No. And yes, he could admit to a touch of naïveté in his distaste for such graphic lessons in where food comes from. But all the evening Jonathan wondered about something he saw in the faces around the table, something as strange to him as the faraway look in the men’s eyes, and not as benign.
After dinner Maria sewed each sheep stomach into a small bag open at one end and told Jonathan to hold them so she could pour in the blood-flour-sugar mixture she’d brewed up. “Raisins or tallow?” she asked.
“In here?” Jonathan peered into the steaming red stomach.
“Give him raisins,” said Sigurd. “He says they don’t eat tallow in America. It’s good with raisins. Many people prefer it that way.”
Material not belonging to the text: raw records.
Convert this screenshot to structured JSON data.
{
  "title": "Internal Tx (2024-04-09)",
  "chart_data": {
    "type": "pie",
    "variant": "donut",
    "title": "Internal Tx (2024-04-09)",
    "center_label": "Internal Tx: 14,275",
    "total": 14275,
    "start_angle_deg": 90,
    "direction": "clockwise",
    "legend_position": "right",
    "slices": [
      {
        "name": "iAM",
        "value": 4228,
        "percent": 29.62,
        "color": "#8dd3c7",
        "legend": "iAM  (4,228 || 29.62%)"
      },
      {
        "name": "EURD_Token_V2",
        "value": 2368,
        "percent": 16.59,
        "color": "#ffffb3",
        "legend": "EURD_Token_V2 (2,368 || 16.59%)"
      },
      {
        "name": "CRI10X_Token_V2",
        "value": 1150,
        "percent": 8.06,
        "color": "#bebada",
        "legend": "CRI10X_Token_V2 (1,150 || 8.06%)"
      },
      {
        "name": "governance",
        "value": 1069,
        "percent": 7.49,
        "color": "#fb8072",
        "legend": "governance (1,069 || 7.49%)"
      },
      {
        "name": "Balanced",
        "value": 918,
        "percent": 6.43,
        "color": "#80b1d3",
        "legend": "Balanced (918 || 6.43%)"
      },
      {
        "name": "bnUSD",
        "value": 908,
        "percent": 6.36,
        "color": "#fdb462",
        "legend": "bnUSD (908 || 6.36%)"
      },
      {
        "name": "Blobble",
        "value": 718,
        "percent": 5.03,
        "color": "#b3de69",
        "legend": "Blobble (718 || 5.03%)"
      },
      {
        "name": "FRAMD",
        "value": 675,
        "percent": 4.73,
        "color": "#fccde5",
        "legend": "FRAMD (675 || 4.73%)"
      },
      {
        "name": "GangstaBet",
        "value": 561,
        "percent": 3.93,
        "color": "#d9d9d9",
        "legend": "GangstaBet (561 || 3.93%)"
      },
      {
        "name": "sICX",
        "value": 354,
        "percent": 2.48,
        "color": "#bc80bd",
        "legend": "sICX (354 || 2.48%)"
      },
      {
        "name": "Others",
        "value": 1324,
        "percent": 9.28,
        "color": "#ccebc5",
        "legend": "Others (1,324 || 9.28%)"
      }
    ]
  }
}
They were his friends. They were always looking out for his welfare, protecting him from things he wouldn’t want to eat and assuring him that he wasn’t peculiar for not wanting to eat them. They were generous and kindly, all the villagers, and this family that had taken him in—this odd assortment of dreamy men clustered around one stout-legged woman who missed the stars in summer.
And yet, he knew that he did not know them, or did not know some important thing about them, and that he had better learn.
Wooley, and Rough Weather
Wooley arrived on November ninth. Jonathan was sitting at his kitchen table looking at a dismal chart he’d cut out of the newspaper a week before, which gave the times of sunrise and sunset for the month and which he checked daily—as if the experience itself were insufficient. The sun had risen that morning at 8:26 and would be setting at 3:54, twenty minutes after Wooley, ominously large knapsack in hand, opened Jonathan’s front door.